Coda File System

Re: Server Crash Post Mortem

From: Jan Harkes <>
Date: Thu, 4 Sep 2003 13:42:13 -0400
On Mon, Sep 01, 2003 at 12:22:18PM +0200, Steffen Neumann wrote:
> 	- 10:15:45 random snippet with warnings that sound chinese to me
>         10:15:46 CheckRemoveSemantics: 1000004.5.3, VCP error (198)

I typically associate VCP error 198 with a client that is reintegrating
or repairing something when it has stale data in the local cache.

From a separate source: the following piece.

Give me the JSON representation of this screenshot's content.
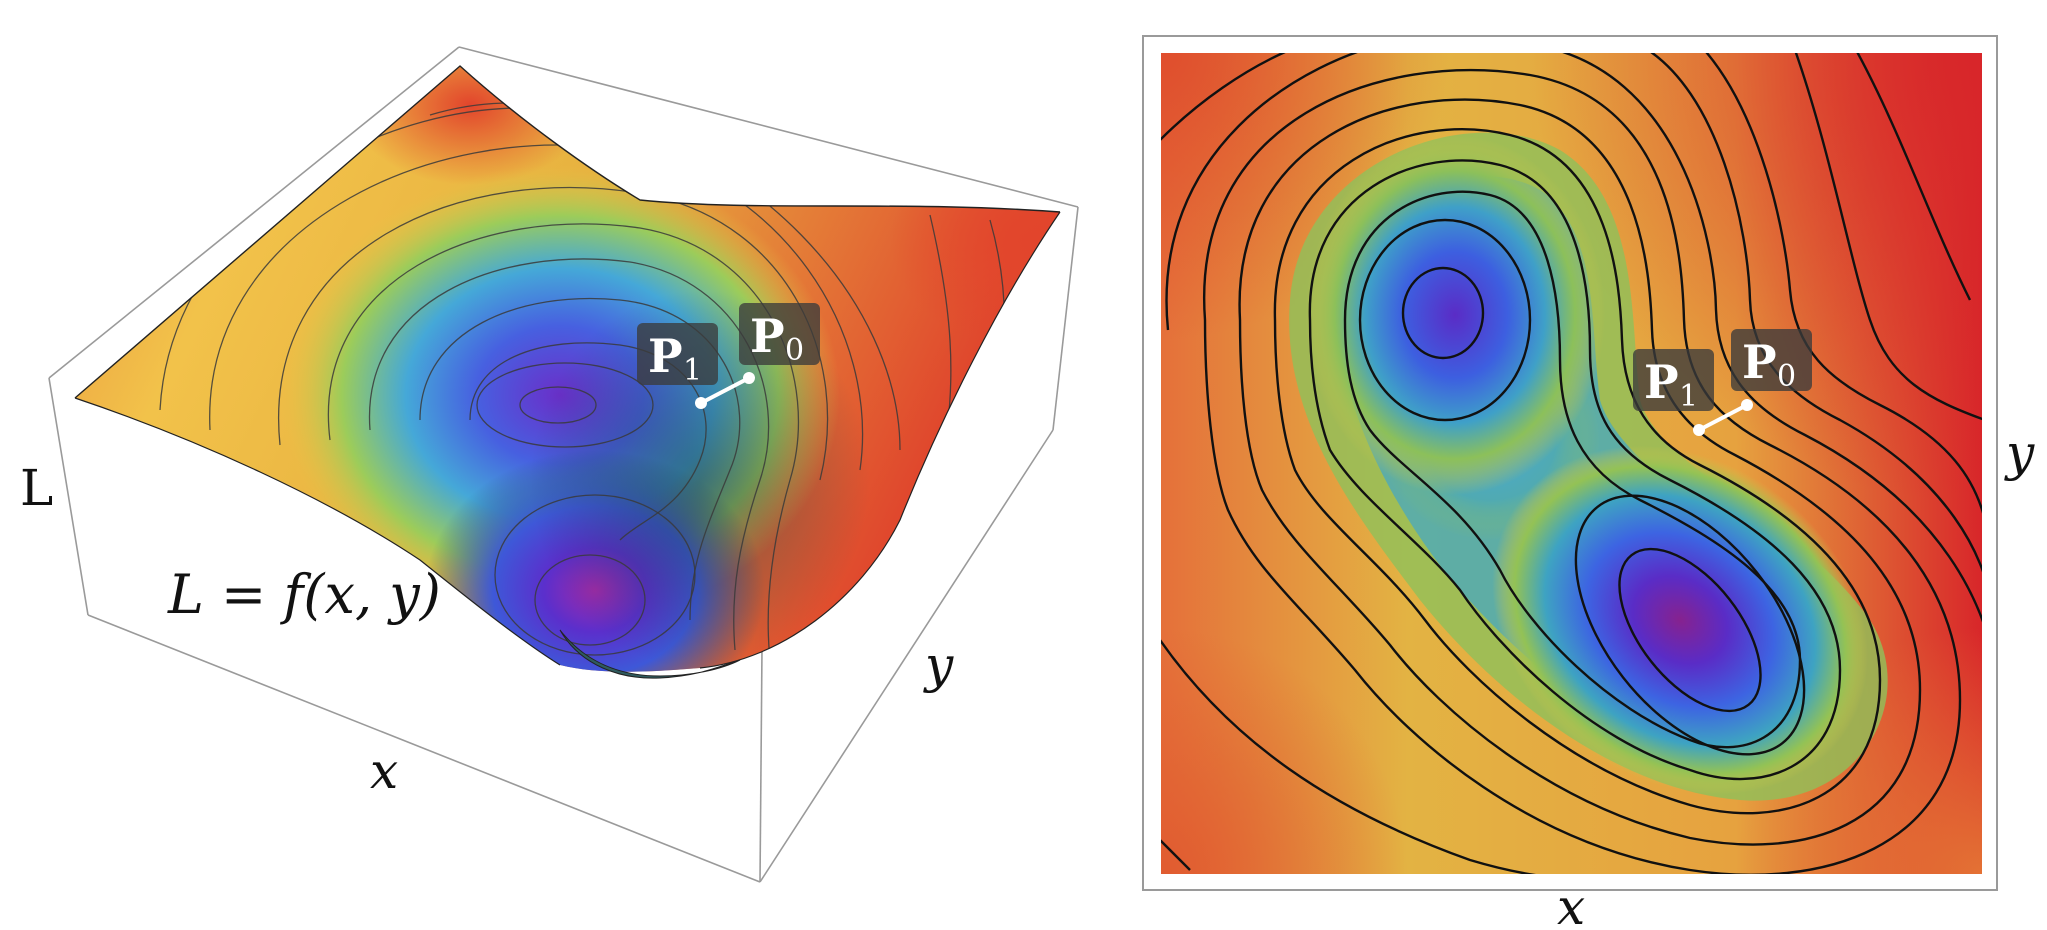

I'm
having this suspicion that that has become somewhat more common ever
since the '..' traversal fixes went into 6.0.1. Possibly something went
wrong with refcounting and objects aren't purged or refetched as they
should in all cases.

In this case it looks like this client is trying to remove and create
files in a directory with the fid 1000004.5.3, but it has a stale copy
of the directory in the local cache.

This could be repair or reintegration related.

>         10:16:00 VGetVnode: vnode 1000004.dda8 is not allocated

These are typically resolution related, triggered after the previous
repair or reintegration attempt. However the parent directory needs to
be resolved and the client seems to be intent on not triggering
resolution on an obviously stale directory. As it never revalidates the
directory it doesn't see that the conflict it is trying to resolve is
really somewhere else.

>         11:55:14 VShutdown:  shutting down on-line volumes...

That looks like a voluntary shutdown. i.e. someone or something sent
the codasrv process a SIGKILL or SIGTERM, or used 'volutil shutdown'. I
don't see any indication of a fatal crash.

>         11:55:14 VShutdown: Taking volume offline...
>         11:56:25 Callback failed RPC2_NAKED (F) for ws

Some lock (resolution?) is still held on this volume and the server is
waiting for it to be released. If in such a situation it looks like the
lock isn't getting released anytime soon a kill -9 might be in order to
really bring the server down.